Dead giveaway

I noticed something fairly obvious the other day. When interviewing at a company you may want to get an impression if that employer demands lots of unpaid overtime from his employees. Usually you won’t get a tour of the studio; that doesn’t seem to be the done thing in Japan. But if you’re lucky the way to the meeting room brings you along the work floor, in which case you should take the opportunity to take a quick peek at the desks of your possible future colleagues.

Don’t look out for bedrolls. They are quite common but not always used. I worked with a guy once who, in the three years he was my colleague, never once unrolled the sleeping bag that was permanently lodged under his desk, along with stacks of manga and empty Cup Noodle containers. No, check for mobile phone chargers!

A mobile phone battery, even if it’s gone wonky over the years of use, can at the very least last two and a bit days. Myself, as someone who makes a point of never staying overnight, always put my phone in its little cradle as soon as I come home and take it out the next morning before going to work. Game developers are not known for their social skills so it’s unlikely the younger employees will have a lot of people to talk to. These people you can ignore anyway. These are the ones who mistakenly believe working all hours of the night is acceptable, just because it’s the done thing and they don’t have wives to scold them when, or indeed if, they come home. No, you want to check the desks of married people, preferably with kids. From a quick headcount, a count I did in my head, I’d say roughly 30% of any average company falls in this bracket.

If these married people, people who theoretically have actual lives outside of work, are not home often enough to stop their mobile phones from copping out, they will be the ones with chargers on their desks, if overnight or late night stays are commonplace in that company. If you manage to catch a glimpse of the work floor try and spot these chargers. If of, say, for example, a 100 desks there are more than, on average, 10 or 20 chargers it means good people stay late or overnight far too often,

I checked this at our own company and the mathematics work out. Most of the colleagues that I know stay overnight on occasion had chargers on their desks. Some didn’t, but the people that never stayed overnight invariably did not have these devices. Thus, my theory goes, counting telephone chargers is a very effective way of gauging if your future employer will have unreasonable expectations regarding your working hours.

Alternatively you can try this easier method: ask yourself the question “is this a Japanese company?” If the answer is “yes” then expect to work silly hours. And buy yourself a second mobile phone charger.


  1. Good idea (very good idea), but not foolproof. In my company, communications within the building are all done on company-provided internal PHS (done, I believe, because cell-phone reception is bad, but companies can easily install antennas for internal PHS use). As such, everyone's phones (which look to the untrained eye like keitais) stay at work 24 hours a day (they are internal only PHS, with no outside number, so they'd be useless if you took them out of the building), and hence most people have a phone charger on their desk.
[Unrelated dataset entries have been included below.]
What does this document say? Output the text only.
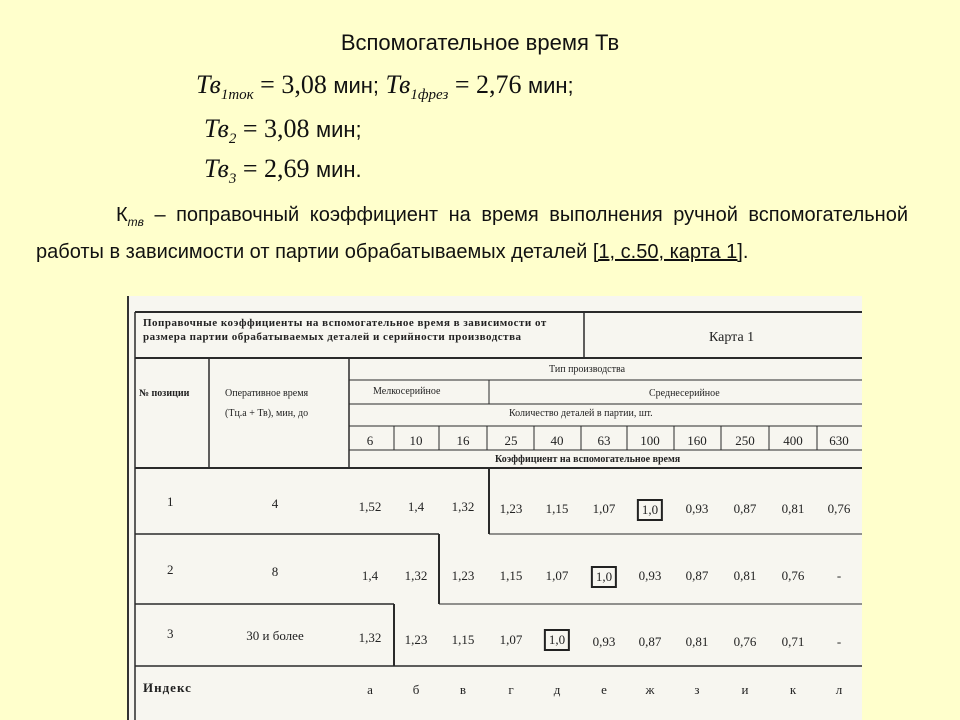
Вспомогательное время Тв
$Тв_{1ток} = 3,08$ мин; $Тв_{1фрез} = 2,76$ мин;
$Тв_2 = 3,08$ мин;
$Тв_3 = 2,69$ мин.
$К_{тв}$ – поправочный коэффициент на время выполнения ручной вспомогательной работы в зависимости от партии обрабатываемых деталей [1, с.50, карта 1].
Поправочные коэффициенты на вспомогательное время в зависимости от размера партии обрабатываемых деталей и серийности производства	Карта 1
№ позиции	Оперативное время
(Тц.а + Тв), мин, до
Тип производства
Мелкосерийное	Среднесерийное
Количество деталей в партии, шт.
Коэффициент на вспомогательное время
6	10	16	25	40	63 100 160 250 400 630
1	4	1,52 1,4 1,32 1,23 1,15 1,07	1,0	0,93 0,87 0,81 0,76
2	8	1,4 1,32 1,23 1,15 1,07	1,0	0,93 0,87 0,81 0,76 -
3	30 и более	1,32 1,23 1,15 1,07	1,0	0,93 0,87 0,81 0,76 0,71 -
Индекс	а	б	в	г	д	е	ж	з	и	к	л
  2. Damn! Such an elegant and simple idea and already proven to be unworkable. :(

  3. Nope, won't work here either. I'm over 30, I have a kid (and life outside the office), I rarely stay at the office past 20:00, I spent maybe two or three Saturdays at work over the two years of our last shipped game. Yet my _only_ phone charger is in the office, not at home - the batteries can live through the weekend, and I'm much more likely to remember to charge it during the office hours when it rings more frequently.

  4. I have two chargers, one at the office and another one at home so I don't have to worry about when my mobile phone is going to run out of battery.
    We too have company-provided internal PHS so...

    sorry mate, :(

  5. Ha! This is really funny, but looking at the weeks that I've worked long hours, absolutely true. I always bring my charger in to work during these times, especially because it's an old 2001 phone and the battery goes dead easily. I never thought of it that way, but I'm one of those people. I'm single, but this is at a company that's focused on creating an environment for people who have families. God forbid we crunch again, I'll keep my eyes out.